More information

From EDRDG Wiki
Jump to navigation Jump to search

The current handling of multiple languages has applied since June 2017.The following is some information provided by Jim Breen about it.

Previously all the non-English translations, with the single exception of the French ones, were included at the end of the first English sense/translation. In the case of the French ones, they had been aligned quite some years ago, so they went into the indicated senses, however the alignment has been broken in a number of cases.

That approach had some problems, as it took no account of the fact that about 10% of entries have multiple senses. It made no sense to have all the German translations of 掛ける tipped into the first of the 24 English senses.

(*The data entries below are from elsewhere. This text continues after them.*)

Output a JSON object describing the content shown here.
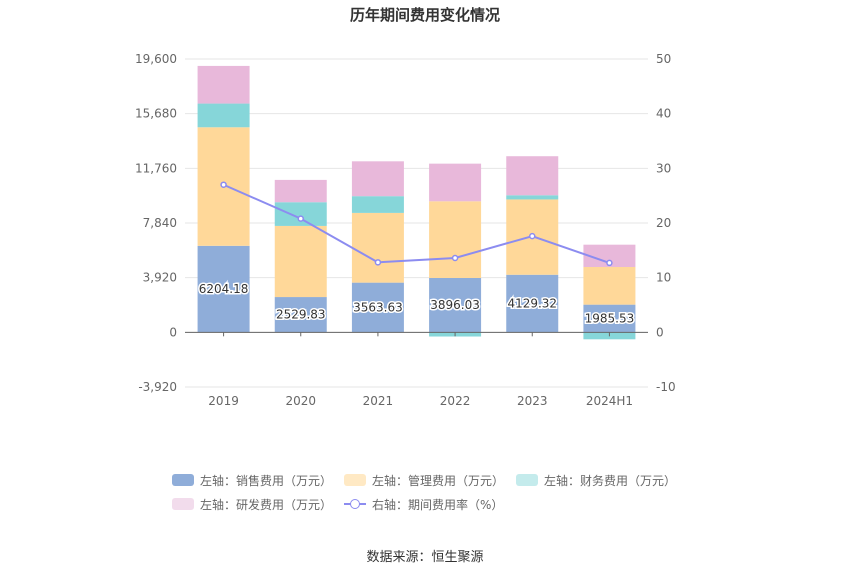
{
  "chart_data": {
    "type": "bar",
    "title": "历年期间费用变化情况",
    "categories": [
      "2019",
      "2020",
      "2021",
      "2022",
      "2023",
      "2024H1"
    ],
    "left_axis": {
      "min": -3920,
      "max": 19600,
      "ticks": [
        "-3,920",
        "0",
        "3,920",
        "7,840",
        "11,760",
        "15,680",
        "19,600"
      ]
    },
    "right_axis": {
      "min": -10,
      "max": 50,
      "ticks": [
        "-10",
        "0",
        "10",
        "20",
        "30",
        "40",
        "50"
      ]
    },
    "series": [
      {
        "name": "左轴：销售费用（万元）",
        "axis": "left",
        "color": "#8fadd9",
        "values": [
          6204.18,
          2529.83,
          3563.63,
          3896.03,
          4129.32,
          1985.53
        ]
      },
      {
        "name": "左轴：管理费用（万元）",
        "axis": "left",
        "color": "#ffd899",
        "values": [
          8500,
          5100,
          5000,
          5500,
          5400,
          2700
        ]
      },
      {
        "name": "左轴：财务费用（万元）",
        "axis": "left",
        "color": "#86d6d9",
        "values": [
          1700,
          1700,
          1200,
          -300,
          300,
          -500
        ]
      },
      {
        "name": "左轴：研发费用（万元）",
        "axis": "left",
        "color": "#e8b8da",
        "values": [
          2700,
          1600,
          2500,
          2700,
          2800,
          1600
        ]
      },
      {
        "name": "右轴：期间费用率（%）",
        "axis": "right",
        "type": "line",
        "color": "#8c8cf0",
        "values": [
          27,
          20.8,
          12.8,
          13.6,
          17.6,
          12.7
        ]
      }
    ],
    "data_labels": [
      "6204.18",
      "2529.83",
      "3563.63",
      "3896.03",
      "4129.32",
      "1985.53"
    ]
  },
  "legend": [
    {
      "label": "左轴：销售费用（万元）",
      "color": "#8fadd9",
      "kind": "bar"
    },
    {
      "label": "左轴：管理费用（万元）",
      "color": "#ffe9c4",
      "kind": "bar"
    },
    {
      "label": "左轴：财务费用（万元）",
      "color": "#c4ebec",
      "kind": "bar"
    },
    {
      "label": "左轴：研发费用（万元）",
      "color": "#f2dcec",
      "kind": "bar"
    },
    {
      "label": "右轴：期间费用率（%）",
      "color": "#8c8cf0",
      "kind": "line"
    }
  ],
  "source": "数据来源：恒生聚源"
}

Actually aligning the senses is a huge problem as the sources have been compiled quite independently. 掛ける has 15 senses in the German dictionary, for example. Also the non-English translations were being treated as a single sense each, although some have quite extensive sense-tagging in the form of "(1) ...... (2) ......", etc.

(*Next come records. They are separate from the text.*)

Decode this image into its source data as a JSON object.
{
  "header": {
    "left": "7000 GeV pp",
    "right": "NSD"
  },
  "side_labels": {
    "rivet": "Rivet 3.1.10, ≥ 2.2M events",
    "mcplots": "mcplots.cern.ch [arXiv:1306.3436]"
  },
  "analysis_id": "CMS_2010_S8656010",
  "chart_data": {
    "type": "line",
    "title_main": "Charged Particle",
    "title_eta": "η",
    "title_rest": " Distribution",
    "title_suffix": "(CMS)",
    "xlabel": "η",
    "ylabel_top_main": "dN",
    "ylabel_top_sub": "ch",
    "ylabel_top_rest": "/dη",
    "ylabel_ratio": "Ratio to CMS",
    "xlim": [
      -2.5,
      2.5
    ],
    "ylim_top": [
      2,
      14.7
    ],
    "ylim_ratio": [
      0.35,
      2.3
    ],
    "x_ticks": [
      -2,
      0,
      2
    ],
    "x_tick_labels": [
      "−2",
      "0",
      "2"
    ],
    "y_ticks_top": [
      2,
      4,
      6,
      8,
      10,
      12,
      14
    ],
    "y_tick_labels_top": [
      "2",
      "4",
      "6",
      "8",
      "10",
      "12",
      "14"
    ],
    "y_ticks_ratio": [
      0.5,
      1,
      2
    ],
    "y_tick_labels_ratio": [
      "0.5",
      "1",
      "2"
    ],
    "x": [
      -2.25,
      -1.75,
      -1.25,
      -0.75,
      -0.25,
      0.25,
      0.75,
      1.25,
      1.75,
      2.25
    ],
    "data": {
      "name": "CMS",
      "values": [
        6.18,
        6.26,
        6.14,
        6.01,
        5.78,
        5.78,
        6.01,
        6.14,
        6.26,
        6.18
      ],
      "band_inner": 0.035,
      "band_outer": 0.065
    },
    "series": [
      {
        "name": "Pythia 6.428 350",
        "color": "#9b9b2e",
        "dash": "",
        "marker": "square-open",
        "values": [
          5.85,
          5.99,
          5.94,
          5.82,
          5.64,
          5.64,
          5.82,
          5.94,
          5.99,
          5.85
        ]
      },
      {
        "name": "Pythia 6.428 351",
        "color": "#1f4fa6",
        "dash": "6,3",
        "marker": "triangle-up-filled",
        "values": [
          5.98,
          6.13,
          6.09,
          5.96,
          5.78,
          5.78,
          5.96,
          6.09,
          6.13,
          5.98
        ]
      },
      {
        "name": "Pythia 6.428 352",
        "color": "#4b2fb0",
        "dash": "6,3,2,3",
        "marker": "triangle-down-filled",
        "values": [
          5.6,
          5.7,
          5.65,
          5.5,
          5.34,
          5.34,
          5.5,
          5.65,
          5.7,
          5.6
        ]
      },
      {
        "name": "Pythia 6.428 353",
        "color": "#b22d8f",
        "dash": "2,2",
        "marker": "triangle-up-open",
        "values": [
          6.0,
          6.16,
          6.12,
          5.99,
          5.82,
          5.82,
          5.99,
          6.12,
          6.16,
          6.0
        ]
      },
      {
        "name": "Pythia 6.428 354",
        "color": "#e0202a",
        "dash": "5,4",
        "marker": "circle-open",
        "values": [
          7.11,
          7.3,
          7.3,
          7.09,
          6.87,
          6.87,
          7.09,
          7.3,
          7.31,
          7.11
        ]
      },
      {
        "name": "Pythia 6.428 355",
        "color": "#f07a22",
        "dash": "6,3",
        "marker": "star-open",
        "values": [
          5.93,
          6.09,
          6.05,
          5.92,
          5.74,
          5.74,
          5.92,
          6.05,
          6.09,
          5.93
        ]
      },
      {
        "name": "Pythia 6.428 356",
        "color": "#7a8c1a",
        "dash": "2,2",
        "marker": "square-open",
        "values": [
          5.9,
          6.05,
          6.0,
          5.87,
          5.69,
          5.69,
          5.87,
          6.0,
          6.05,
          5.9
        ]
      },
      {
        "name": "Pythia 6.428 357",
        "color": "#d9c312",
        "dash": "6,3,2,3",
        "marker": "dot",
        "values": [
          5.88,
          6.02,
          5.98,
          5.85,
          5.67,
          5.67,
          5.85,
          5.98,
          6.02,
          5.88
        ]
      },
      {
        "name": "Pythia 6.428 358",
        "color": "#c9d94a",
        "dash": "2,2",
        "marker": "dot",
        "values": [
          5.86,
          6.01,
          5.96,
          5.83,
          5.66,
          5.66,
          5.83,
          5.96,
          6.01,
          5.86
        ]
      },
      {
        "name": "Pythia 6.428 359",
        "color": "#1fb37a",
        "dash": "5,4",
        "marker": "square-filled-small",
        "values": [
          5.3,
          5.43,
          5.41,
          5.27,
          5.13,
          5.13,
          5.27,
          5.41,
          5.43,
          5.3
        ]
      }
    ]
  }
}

After quite a bit of discussion with people using the data, it was decided to:

  • as far as possible break the non-English translations into senses according to internal marking such as "(n)" or "n)";
  • add the non-English translations as separate senses after the English ones.
  • for the future think about ways in which some form of sense-alignment could be done for the ~10% of polysemous entries.

We recognized that this is not ideal, but it's probably better than previously when there was no sense splitting for the non-English translations, and they were all being treated as though they were related to the first sense.

I did consider the possibility of handling the single-sense cases a bit differently, e.g. putting them all in together, but there were cases where the base English file had one sense but the Japanese-Dutch one had three.

So proper sense alignment is a problem for future consideration.